Maaßen reagierte in der Nacht auf Dienstag auf die Forderungen und bezeichnete sie als „schäbige Schmutzkampagne“, mit der seine Wahl zum Vorsitzenden der „WerteUnion“ verhindert werden solle. Er sei zuversichtlich, von seinen „Parteifreunden aus CDU und CSU in der WerteUnion“ am kommenden Samstag zum Vorsitzenden gewählt zu werden.

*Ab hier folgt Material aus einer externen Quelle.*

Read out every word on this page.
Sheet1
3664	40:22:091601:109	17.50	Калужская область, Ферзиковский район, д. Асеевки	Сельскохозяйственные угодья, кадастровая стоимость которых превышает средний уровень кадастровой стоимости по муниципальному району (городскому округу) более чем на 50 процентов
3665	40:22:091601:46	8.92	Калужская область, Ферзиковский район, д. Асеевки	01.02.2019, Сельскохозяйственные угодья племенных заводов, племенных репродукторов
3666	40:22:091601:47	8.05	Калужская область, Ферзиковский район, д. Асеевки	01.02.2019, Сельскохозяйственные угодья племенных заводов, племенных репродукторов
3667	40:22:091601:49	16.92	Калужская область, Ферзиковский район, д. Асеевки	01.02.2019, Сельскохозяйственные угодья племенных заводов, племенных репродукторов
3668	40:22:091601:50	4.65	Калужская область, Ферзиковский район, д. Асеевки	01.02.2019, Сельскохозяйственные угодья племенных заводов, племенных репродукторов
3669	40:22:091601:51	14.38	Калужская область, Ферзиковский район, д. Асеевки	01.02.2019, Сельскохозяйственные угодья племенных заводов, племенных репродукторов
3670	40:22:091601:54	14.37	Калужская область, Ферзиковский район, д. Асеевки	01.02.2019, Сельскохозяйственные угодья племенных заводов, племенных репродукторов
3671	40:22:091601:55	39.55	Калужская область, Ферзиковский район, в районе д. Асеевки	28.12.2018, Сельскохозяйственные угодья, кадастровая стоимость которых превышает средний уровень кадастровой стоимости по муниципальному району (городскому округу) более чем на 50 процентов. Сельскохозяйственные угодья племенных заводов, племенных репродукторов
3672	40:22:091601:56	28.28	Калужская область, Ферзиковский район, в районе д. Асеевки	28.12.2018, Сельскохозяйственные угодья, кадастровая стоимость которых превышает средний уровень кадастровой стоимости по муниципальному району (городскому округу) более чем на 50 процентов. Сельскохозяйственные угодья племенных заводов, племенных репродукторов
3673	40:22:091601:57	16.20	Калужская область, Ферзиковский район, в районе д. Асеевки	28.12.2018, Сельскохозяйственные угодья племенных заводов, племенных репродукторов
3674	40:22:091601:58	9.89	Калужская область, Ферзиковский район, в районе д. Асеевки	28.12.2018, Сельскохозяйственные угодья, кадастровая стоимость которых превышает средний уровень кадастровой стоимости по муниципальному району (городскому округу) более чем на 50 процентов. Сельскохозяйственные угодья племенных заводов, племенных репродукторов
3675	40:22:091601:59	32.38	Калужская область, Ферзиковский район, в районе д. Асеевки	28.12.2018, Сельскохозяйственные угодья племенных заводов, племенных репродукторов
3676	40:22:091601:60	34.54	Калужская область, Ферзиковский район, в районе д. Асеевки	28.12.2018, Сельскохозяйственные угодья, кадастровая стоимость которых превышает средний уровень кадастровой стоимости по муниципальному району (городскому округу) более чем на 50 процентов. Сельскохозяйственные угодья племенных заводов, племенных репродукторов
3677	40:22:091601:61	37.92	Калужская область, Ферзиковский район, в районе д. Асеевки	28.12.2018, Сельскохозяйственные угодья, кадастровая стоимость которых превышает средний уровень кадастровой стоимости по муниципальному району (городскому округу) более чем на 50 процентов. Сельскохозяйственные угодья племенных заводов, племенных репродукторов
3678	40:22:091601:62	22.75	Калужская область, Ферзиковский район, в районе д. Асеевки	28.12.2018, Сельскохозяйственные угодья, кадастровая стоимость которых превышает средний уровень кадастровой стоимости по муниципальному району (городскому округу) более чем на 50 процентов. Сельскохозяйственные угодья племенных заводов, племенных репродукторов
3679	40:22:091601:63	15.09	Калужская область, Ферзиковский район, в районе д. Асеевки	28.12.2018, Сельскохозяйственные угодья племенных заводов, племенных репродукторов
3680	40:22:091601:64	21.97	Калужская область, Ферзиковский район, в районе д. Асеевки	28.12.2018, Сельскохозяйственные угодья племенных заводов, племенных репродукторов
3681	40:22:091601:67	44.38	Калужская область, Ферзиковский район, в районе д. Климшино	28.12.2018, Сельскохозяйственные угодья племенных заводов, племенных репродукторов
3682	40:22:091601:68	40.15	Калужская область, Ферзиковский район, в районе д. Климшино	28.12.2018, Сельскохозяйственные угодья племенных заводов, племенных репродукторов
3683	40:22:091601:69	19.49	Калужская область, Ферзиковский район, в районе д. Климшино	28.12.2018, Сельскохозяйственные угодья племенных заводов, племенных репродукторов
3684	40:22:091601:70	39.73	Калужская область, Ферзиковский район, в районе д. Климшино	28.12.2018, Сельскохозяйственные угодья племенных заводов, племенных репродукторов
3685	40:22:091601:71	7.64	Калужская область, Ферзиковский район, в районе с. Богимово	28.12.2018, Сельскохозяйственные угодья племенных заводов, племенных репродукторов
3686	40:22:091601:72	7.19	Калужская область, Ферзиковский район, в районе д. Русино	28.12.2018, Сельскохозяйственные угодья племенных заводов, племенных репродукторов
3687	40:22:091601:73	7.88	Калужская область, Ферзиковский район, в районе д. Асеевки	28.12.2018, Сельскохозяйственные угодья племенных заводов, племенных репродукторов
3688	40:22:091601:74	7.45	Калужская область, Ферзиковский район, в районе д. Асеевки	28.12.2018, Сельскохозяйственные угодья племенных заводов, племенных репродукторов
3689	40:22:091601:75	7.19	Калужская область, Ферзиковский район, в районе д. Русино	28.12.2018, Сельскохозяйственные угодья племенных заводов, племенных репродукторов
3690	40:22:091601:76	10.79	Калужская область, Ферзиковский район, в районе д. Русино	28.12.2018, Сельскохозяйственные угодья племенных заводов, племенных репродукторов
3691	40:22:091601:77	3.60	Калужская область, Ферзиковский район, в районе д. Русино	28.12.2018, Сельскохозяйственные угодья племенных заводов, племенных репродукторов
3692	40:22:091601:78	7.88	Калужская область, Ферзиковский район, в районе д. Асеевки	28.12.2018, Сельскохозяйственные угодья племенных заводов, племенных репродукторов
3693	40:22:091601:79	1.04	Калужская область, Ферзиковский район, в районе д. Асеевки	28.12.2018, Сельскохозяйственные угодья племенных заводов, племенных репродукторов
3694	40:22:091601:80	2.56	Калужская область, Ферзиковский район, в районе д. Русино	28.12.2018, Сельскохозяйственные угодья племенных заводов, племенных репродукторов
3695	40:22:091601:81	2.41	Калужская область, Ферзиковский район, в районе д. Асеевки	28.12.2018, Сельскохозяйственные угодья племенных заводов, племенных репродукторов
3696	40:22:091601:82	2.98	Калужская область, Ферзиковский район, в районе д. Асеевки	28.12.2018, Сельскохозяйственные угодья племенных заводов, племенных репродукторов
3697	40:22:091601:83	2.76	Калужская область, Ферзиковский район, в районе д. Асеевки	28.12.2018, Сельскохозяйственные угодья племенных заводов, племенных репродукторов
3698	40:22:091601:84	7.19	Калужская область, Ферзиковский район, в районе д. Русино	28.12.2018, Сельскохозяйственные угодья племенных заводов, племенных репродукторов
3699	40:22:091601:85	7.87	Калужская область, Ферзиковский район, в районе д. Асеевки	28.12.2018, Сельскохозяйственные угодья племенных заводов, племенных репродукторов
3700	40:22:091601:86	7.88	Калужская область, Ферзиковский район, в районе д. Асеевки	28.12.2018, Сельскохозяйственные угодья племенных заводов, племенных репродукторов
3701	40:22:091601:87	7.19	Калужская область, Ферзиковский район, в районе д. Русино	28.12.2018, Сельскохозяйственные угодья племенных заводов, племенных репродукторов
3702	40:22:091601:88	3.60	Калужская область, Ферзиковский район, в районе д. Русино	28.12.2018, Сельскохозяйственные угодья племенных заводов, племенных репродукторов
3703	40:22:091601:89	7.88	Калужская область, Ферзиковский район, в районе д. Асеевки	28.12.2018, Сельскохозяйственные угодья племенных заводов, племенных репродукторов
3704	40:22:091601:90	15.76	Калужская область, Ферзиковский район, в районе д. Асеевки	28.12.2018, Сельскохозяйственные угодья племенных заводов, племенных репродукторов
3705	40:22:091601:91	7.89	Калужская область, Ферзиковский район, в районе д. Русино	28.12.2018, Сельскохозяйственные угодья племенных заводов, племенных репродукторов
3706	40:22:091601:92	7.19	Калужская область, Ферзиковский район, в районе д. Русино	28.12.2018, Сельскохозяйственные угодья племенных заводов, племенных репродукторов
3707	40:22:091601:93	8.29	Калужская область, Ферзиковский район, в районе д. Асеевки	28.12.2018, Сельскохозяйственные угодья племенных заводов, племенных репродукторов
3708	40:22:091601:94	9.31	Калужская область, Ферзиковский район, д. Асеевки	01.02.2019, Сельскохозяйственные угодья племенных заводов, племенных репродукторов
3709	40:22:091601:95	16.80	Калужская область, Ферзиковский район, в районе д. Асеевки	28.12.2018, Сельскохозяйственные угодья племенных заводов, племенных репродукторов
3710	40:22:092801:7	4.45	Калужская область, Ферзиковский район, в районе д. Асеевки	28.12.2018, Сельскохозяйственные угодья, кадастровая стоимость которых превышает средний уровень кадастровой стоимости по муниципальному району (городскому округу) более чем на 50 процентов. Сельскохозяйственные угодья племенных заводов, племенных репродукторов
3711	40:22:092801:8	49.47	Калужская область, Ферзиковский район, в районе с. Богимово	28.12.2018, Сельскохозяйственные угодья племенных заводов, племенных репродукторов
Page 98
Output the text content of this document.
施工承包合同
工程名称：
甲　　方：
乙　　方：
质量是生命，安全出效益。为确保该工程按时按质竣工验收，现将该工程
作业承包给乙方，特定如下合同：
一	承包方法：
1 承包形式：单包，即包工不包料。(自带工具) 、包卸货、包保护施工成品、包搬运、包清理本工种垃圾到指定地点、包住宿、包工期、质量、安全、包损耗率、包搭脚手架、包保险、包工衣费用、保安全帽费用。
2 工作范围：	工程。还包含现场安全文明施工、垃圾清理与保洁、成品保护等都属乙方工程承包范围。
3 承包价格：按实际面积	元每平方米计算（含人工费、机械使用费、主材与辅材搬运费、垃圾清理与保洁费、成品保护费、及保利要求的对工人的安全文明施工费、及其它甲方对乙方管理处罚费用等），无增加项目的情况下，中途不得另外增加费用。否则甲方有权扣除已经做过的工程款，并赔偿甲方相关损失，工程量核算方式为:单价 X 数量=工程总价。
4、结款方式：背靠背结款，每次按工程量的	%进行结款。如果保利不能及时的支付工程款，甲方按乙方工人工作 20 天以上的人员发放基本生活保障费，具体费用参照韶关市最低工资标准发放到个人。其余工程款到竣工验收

Kritik an Berliner CDU nach Maaßen-Vorstoß: „Wahlkampf kickt wohl, Haltung Fehlanzeige“
Die Werteunion ist ein eingetragener Verein, der beansprucht, einen „konservativen Markenkern“ der CDU und CSU zu vertreten. Sie ist aber keine anerkannte Parteigliederung von CDU oder CSU, sondern in der Union stark umstritten.
Die Worte Maaßens stoßen auch abseits der CDU auf scharfe Kritik. Maaßen sei eine Person, „die sich antisemitischer Rhetorik bedient und in extrem rechten Medien auftritt“, erklärte der jüdische Publizist und ehemalige Vizepräsident der „Jüdischen Studierendenunion Deutschlands“, Ruben Gerczikow, es müsse „einiges aufgearbeitet werden“, fügte er an.
Der Vorstoß des Berliner CDU-Chefs Wegner, der nun ein Parteiausschlussverfahren für Maaßen fordert, sorgte allerdings auch für Kritik. „Vor einiger Zeit wollte Kai Wegner noch Hans-Georg Maaßen bei der CDU Berlin herzlich willkommen heißen“, kritisierte SPD-Politiker Ali Kaan Sevinc. „Wahlkampf kickt wohl, Haltung Fehlanzeige.“
Berliner CDU 2019 weniger kritisch: „Maaßen könnte selbstverständlich auch Mitglied der Berliner CDU sein“
Wegner hatte noch 2019 erklärt: „Herr Maaßen könnte selbstverständlich auch Mitglied der Berliner CDU sein“, dabei aber eingeschränkt: „Das bedeutet nicht, dass ich jede Meinungsäußerung von ihm glücklich finde oder teile.“ Dennoch seien „Menschen mit anderen Meinungen, die vielleicht auch mal unbequem sind, in der Berliner CDU willkommen.“
Im Kontext der Silvesterkrawalle hatte die Berliner CDU unterdessen selbst Diskussionen ausgelöst, nachdem sie die Vornamen von mutmaßlichen Tatverdächtigen mit deutschem Pass und Migrationshintergrund wissen wollte. In Deutschland war nach Übergriffen auf Sicherheits- und Rettungskräfte in der Silvesternacht eine Debatte über Migration und Integration entbrannt. Von der Vornamen-Abfrage hatte sich CDU-Chef Merz nicht eindeutig distanziert.